Una pugna creciente que irá a más conforme se acerquen las urnas. La preocupación en el PP aumenta cada día. Los sondeos proclaman un ascenso permanente del partido naranja y un decaimiento continuo de los populares. “Coyuntural y anecdótico, lo que se quiera. Pero meten miedo”, comentaba uno de los reunidos en Génova.

Mirarse al espejo

Mañueco dijo lo que todos piensan. Igual que en 2015 su predecesor, Herrera, osó declarar que “Rajoy debe mirarse al espejo antes de presentarse de nuevo como candidato”. Mañueco, alcalde de Salamanca, es ya el precandidato en las autonómicas de mayo de 2019. Tras cinco mandatos completos, Herrera parece que vuelve a casa. Lo ha prometido tantas veces que nadie se lo cree. Pero Mañueco ganó las primarias, es presidente del partido y le corresponde el cargo. Salvo algún problema de última hora.
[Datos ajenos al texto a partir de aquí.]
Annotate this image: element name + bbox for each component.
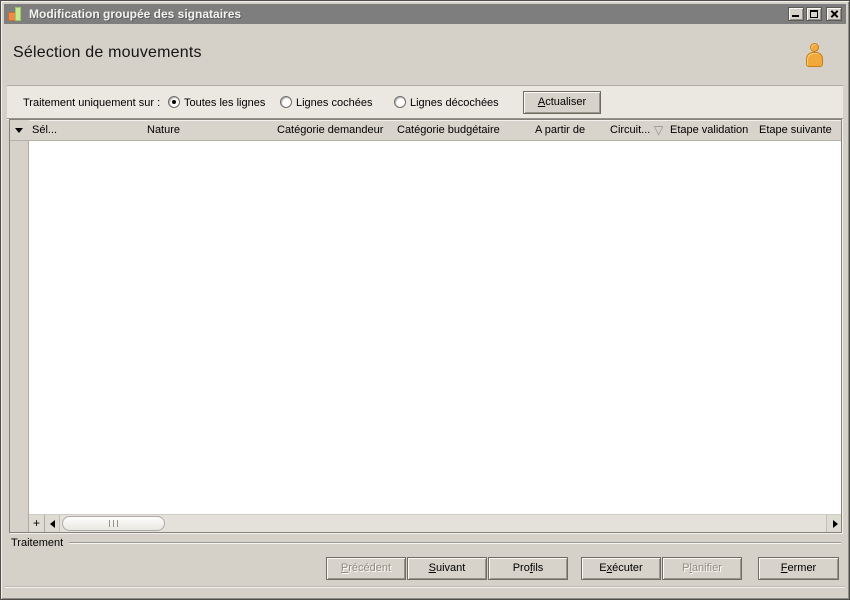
- column-header-circuit[interactable]: Circuit...: [610, 124, 650, 136]
- schedule-button[interactable]: Planifier: [662, 557, 742, 580]
- window-title: Modification groupée des signataires: [29, 7, 242, 21]
- radio-checked-lines-label[interactable]: Lignes cochées: [296, 97, 372, 109]
- maximize-button[interactable]: [806, 7, 822, 21]
- title-bar[interactable]: Modification groupée des signataires: [4, 4, 846, 24]
- radio-all-lines-label[interactable]: Toutes les lignes: [184, 97, 265, 109]
- table-header: Sél... Nature Catégorie demandeur Catégo…: [10, 120, 841, 141]
- column-header-nature[interactable]: Nature: [147, 124, 180, 136]
- close-dialog-button[interactable]: Fermer: [758, 557, 839, 580]
- maximize-icon: [810, 10, 818, 18]
- execute-button[interactable]: Exécuter: [581, 557, 661, 580]
- radio-unchecked-lines[interactable]: [394, 96, 406, 108]
- close-button[interactable]: [826, 7, 842, 21]
- scroll-right-button[interactable]: [826, 515, 841, 532]
- column-header-selection[interactable]: Sél...: [32, 124, 57, 136]
- previous-button[interactable]: Précédent: [326, 557, 406, 580]
- next-button[interactable]: Suivant: [407, 557, 487, 580]
- column-header-a-partir-de[interactable]: A partir de: [535, 124, 585, 136]
- window-controls: [786, 7, 842, 21]
- select-all-header-cell[interactable]: [10, 120, 29, 141]
- add-row-button[interactable]: +: [29, 515, 45, 532]
- scrollbar-thumb[interactable]: [62, 516, 165, 531]
- filter-icon[interactable]: ▽: [654, 123, 663, 137]
- column-header-categorie-budgetaire[interactable]: Catégorie budgétaire: [397, 124, 500, 136]
- treatment-group-label: Traitement: [11, 537, 64, 549]
- column-header-categorie-demandeur[interactable]: Catégorie demandeur: [277, 124, 383, 136]
- dropdown-arrow-icon: [15, 128, 23, 133]
- radio-unchecked-lines-label[interactable]: Lignes décochées: [410, 97, 499, 109]
- table-scroll-row: +: [29, 514, 841, 532]
- profiles-button[interactable]: Profils: [488, 557, 568, 580]
- column-header-etape-validation[interactable]: Etape validation: [670, 124, 748, 136]
- scroll-left-button[interactable]: [45, 515, 60, 532]
- filter-bar: Traitement uniquement sur : Toutes les l…: [7, 85, 843, 119]
- row-selector-gutter: [10, 120, 29, 532]
- page-title: Sélection de mouvements: [13, 44, 202, 61]
- horizontal-scrollbar[interactable]: [45, 515, 841, 532]
- filter-bar-label: Traitement uniquement sur :: [23, 97, 161, 109]
- radio-all-lines[interactable]: [168, 96, 180, 108]
- radio-checked-lines[interactable]: [280, 96, 292, 108]
- movements-table: Sél... Nature Catégorie demandeur Catégo…: [9, 119, 842, 533]
- column-header-etape-suivante[interactable]: Etape suivante: [759, 124, 832, 136]
- minimize-icon: [792, 15, 799, 17]
- bottom-divider: [5, 586, 845, 588]
- app-icon-green-bar: [15, 7, 21, 21]
- app-icon: [7, 6, 23, 22]
- scroll-left-icon: [50, 520, 55, 528]
- refresh-button[interactable]: Actualiser: [523, 91, 601, 114]
- treatment-group-line: [69, 542, 841, 544]
- minimize-button[interactable]: [788, 7, 804, 21]
- user-icon: [804, 43, 824, 69]
- dialog-window: Modification groupée des signataires Sél…: [0, 0, 850, 600]
- scroll-right-icon: [833, 520, 838, 528]
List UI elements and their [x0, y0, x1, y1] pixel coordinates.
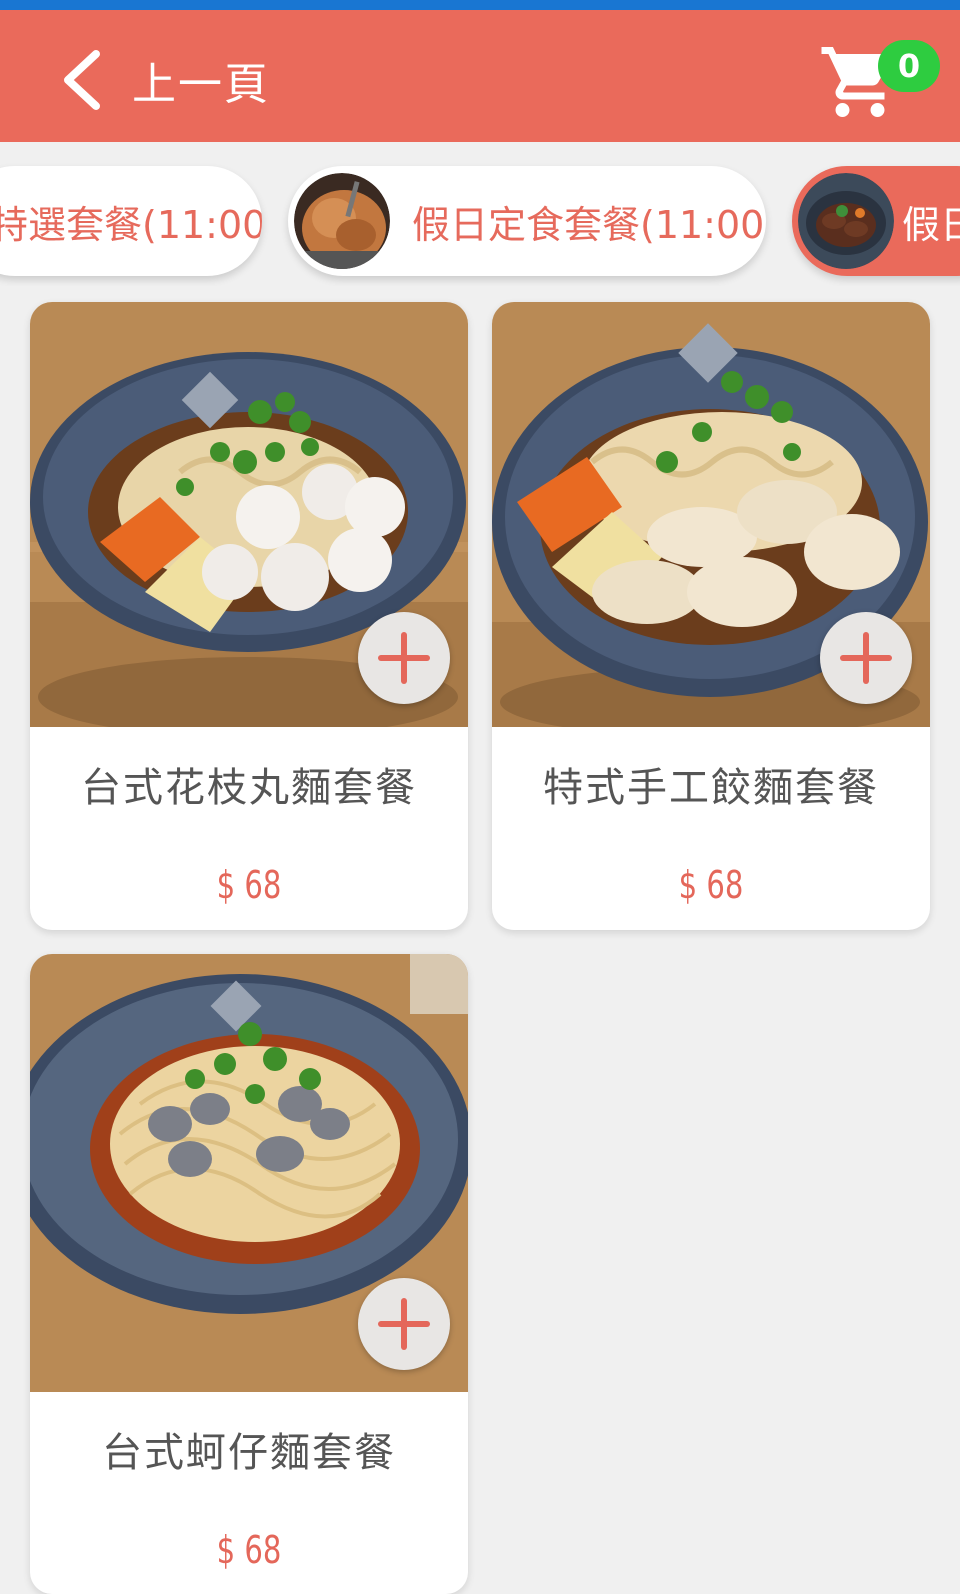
add-to-cart-button[interactable] [820, 612, 912, 704]
category-label: 假日 [902, 202, 960, 247]
category-thumbnail [798, 173, 894, 269]
menu-item-photo [30, 302, 468, 727]
plus-icon [378, 1298, 430, 1350]
plus-icon [840, 632, 892, 684]
category-strip: 特選套餐(11:00... 假日定食套餐(11:00... [0, 160, 960, 286]
menu-item-name: 台式蚵仔麵套餐 [102, 1430, 396, 1476]
category-label: 假日定食套餐(11:00... [412, 202, 766, 247]
menu-item-price: $ 68 [678, 863, 744, 907]
menu-item-card[interactable]: 台式蚵仔麵套餐 $ 68 [30, 954, 468, 1594]
plus-icon [378, 632, 430, 684]
cart-count-badge: 0 [878, 40, 940, 92]
back-label: 上一頁 [132, 59, 270, 110]
category-tab-special-set[interactable]: 特選套餐(11:00... [0, 166, 262, 276]
chevron-left-icon [64, 50, 100, 110]
menu-item-name: 特式手工餃麵套餐 [543, 765, 879, 811]
app-header: 上一頁 0 [0, 10, 960, 142]
menu-item-photo [30, 954, 468, 1392]
menu-item-card[interactable]: 特式手工餃麵套餐 $ 68 [492, 302, 930, 930]
add-to-cart-button[interactable] [358, 1278, 450, 1370]
menu-item-name: 台式花枝丸麵套餐 [81, 765, 417, 811]
category-thumbnail [294, 173, 390, 269]
menu-item-photo [492, 302, 930, 727]
menu-item-price: $ 68 [216, 863, 282, 907]
category-label: 特選套餐(11:00... [0, 202, 262, 247]
back-button[interactable]: 上一頁 [58, 44, 270, 116]
category-tab-holiday[interactable]: 假日 [792, 166, 960, 276]
menu-item-price: $ 68 [216, 1528, 282, 1572]
add-to-cart-button[interactable] [358, 612, 450, 704]
status-bar [0, 0, 960, 10]
menu-item-card[interactable]: 台式花枝丸麵套餐 $ 68 [30, 302, 468, 930]
category-tab-holiday-set-meal[interactable]: 假日定食套餐(11:00... [288, 166, 766, 276]
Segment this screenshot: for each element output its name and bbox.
Su nombre ha emergido, de rondón, en el caso Lezo, vía la esposa de Ignacio González. “Todo lo que ha tocado este tipo está contaminado”, dicen en el entorno del alcalde. La sospechosa adjudicación de una serie de guarderías municipales a Lourdes Cavero tiene la culpa. Alguien pide que declare como testigo en la causa que se sigue en la Audiencia Nacional. Un contratiempo al que Mañueco no concede demasiada importancia. Ni está imputado ni cree que lo estará.

Su batalla se centra en frenar a Ciudadanos, de ahí su intervención en Génova. La vieja Castilla es terreno abonado para el crecimiento de la ola naranja, temen en el PP. Hasta ahora, Rivera es una mera anécdota en la región. Logró 5 escaños en la Junta, en tanto que los populares consiguieron 42. Ciudadanos incluso se abstuvo en la investidura del veterano presidente. Eran otros tiempos. La tensión ha subido de tono y algunas encuestas apuntan a un crecimiento muy importante de los recién llegados. “El voto rural y los pensionistas son nuestros, pero en las grandes ciudades se advierte un ascenso importante de Cs”, señalan estas fuentes. Mañueco ha dado el primer paso. Delante de Rajoy. “Si van a por ti, hay que defenderse. No hay que darles ni un minuto, ni un segundo, que diría Maíllo”.